|Bunt Coverage - Are You Sure Who Goes Where?
|By: Cindy Bristow
Provided by: Softball Excellence
Bunting will happen in one or both of the following situations:
1. It's championship play, against that championship pitcher, and your team can't hit to save their lives!
2. YOU'VE got that awesome pitcher that nobody can hit against, so bunting is their only option!
In either scenario, championship play or playing behind a great pitcher, your team's ability to handle the bunt will determine your ability to win. It's that simple.
If we look at bunt defense, at its core it's pretty simple; get in the proper position, field the ball, throw the ball and get into another important position. But we all know simple doesn't mean easy, and these four things can get pretty messed up.

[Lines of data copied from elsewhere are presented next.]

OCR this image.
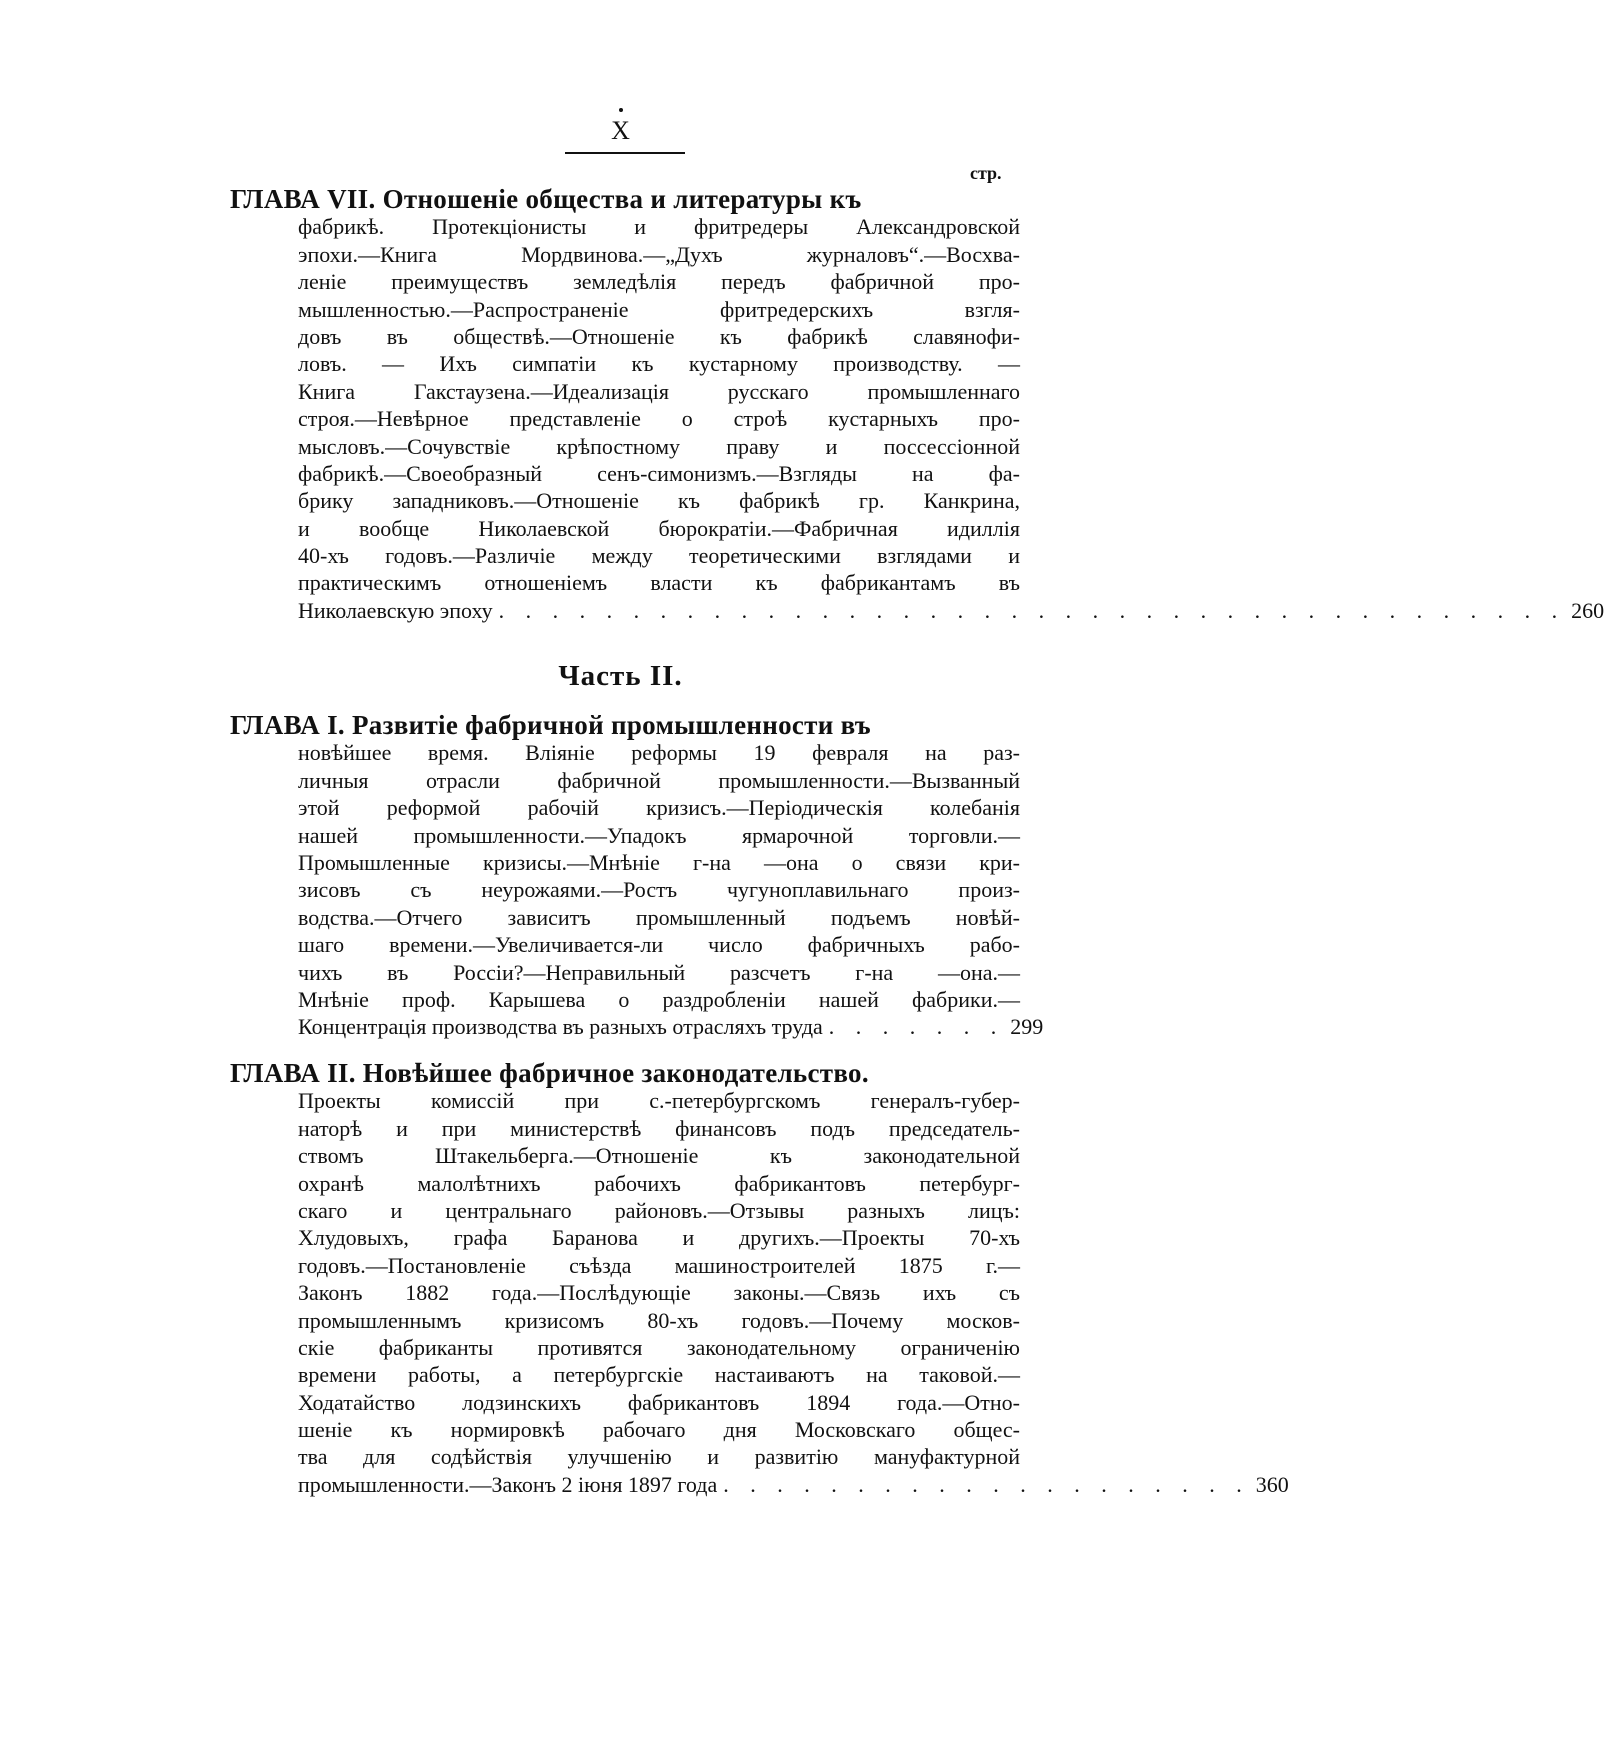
X
стр.
ГЛАВА VII. Отношеніе общества и литературы къ
фабрикѣ. Протекціонисты и фритредеры Александровской
эпохи.—Книга Мордвинова.—„Духъ журналовъ“.—Восхва-
леніе преимуществъ земледѣлія передъ фабричной про-
мышленностью.—Распространеніе фритредерскихъ взгля-
довъ въ обществѣ.—Отношеніе къ фабрикѣ славянофи-
ловъ. — Ихъ симпатіи къ кустарному производству. —
Книга Гакстаузена.—Идеализація русскаго промышленнаго
строя.—Невѣрное представленіе о строѣ кустарныхъ про-
мысловъ.—Сочувствіе крѣпостному праву и поссессіонной
фабрикѣ.—Своеобразный сенъ-симонизмъ.—Взгляды на фа-
брику западниковъ.—Отношеніе къ фабрикѣ гр. Канкрина,
и вообще Николаевской бюрократіи.—Фабричная идиллія
40-хъ годовъ.—Различіе между теоретическими взглядами и
практическимъ отношеніемъ власти къ фабрикантамъ въ
Николаевскую эпоху . . . . . . . . . . . . . . . . . . . . . . . . . . . . . . . . . . . . . . . . 260
Часть II.
ГЛАВА I. Развитіе фабричной промышленности въ
новѣйшее время. Вліяніе реформы 19 февраля на раз-
личныя отрасли фабричной промышленности.—Вызванный
этой реформой рабочій кризисъ.—Періодическія колебанія
нашей промышленности.—Упадокъ ярмарочной торговли.—
Промышленные кризисы.—Мнѣніе г-на —она о связи кри-
зисовъ съ неурожаями.—Ростъ чугуноплавильнаго произ-
водства.—Отчего зависитъ промышленный подъемъ новѣй-
шаго времени.—Увеличивается-ли число фабричныхъ рабо-
чихъ въ Россіи?—Неправильный разсчетъ г-на —она.—
Мнѣніе проф. Карышева о раздробленіи нашей фабрики.—
Концентрація производства въ разныхъ отрасляхъ труда . . . . . . . 299
ГЛАВА II. Новѣйшее фабричное законодательство.
Проекты комиссій при с.-петербургскомъ генералъ-губер-
наторѣ и при министерствѣ финансовъ подъ председатель-
ствомъ Штакельберга.—Отношеніе къ законодательной
охранѣ малолѣтнихъ рабочихъ фабрикантовъ петербург-
скаго и центральнаго районовъ.—Отзывы разныхъ лицъ:
Хлудовыхъ, графа Баранова и другихъ.—Проекты 70-хъ
годовъ.—Постановленіе съѣзда машиностроителей 1875 г.—
Законъ 1882 года.—Послѣдующіе законы.—Связь ихъ съ
промышленнымъ кризисомъ 80-хъ годовъ.—Почему москов-
скіе фабриканты противятся законодательному ограниченію
времени работы, а петербургскіе настаиваютъ на таковой.—
Ходатайство лодзинскихъ фабрикантовъ 1894 года.—Отно-
шеніе къ нормировкѣ рабочаго дня Московскаго общес-
тва для содѣйствія улучшенію и развитію мануфактурной
промышленности.—Законъ 2 іюня 1897 года . . . . . . . . . . . . . . . . . . . . 360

So let's take the issue of "who covers 3rd base on a bunt", and see what we can learn. I know that many coaches will have their Leftfielder cover 3rd base, but I want to give you 4 reasons why this isn't a good idea:
• Speed of the runner/s
• Power potential of the hitter
• Depth of the outfield
• Lack of base covering skills by an OF on a tag
Now not all 4 will be in place on every bunt, but it's best to have an infielder cover 3rd if for no other reason than infielders are used to making tags around bases, while outfielders are not.
The position that you'd like to cover the bunt is the person in the best position to make the throw – ideally to 2nd base to get the lead runner. If all infielders are Right-handed then that person is usually the 3rd baseman, if she can get to the bunt. But, if your 1st baseman is Left-handed then she'd be in position to make a throw to 2nd base if she can get to the bunt.
• The key for your bunt coverage is this:
• Get the bunt within a 2 count of the ball hitting the ground
• Field the bunt with the best position to make an out (this determines who fields the bunt)
Buy a ticket and popcorn, or else cover 3rd!
Your starting defensive position, prior to the bunt (called a "Set") also determines which infielder will likely be in best position to make the play on the bunt. For instance – there's lefty power hitter up that you aren't sure will bunt, so you'll need to play your 1B back in case she hits away, which means your P and 3B will have to cover all bunts. (picture to the right)
The opposite is also true. If a Righty with power who might bunt is up, then your 3B will have to play back in case she hits, and then P and 1B will have to take all bunts.
And here's the situation that's the trickiest…the runner on first is super-fast, and the offense bunts to the 3rd baseman on purpose. This means she's got to first field the bunt and make the throw, before she can hustle back to cover 3rd base - but in the meantime, the Runner at first never even slowed down at 2nd in her attempt to take 3rd on the bunt!
Practice for all types of runner speeds, and defensive coverages…your season just might depend on it!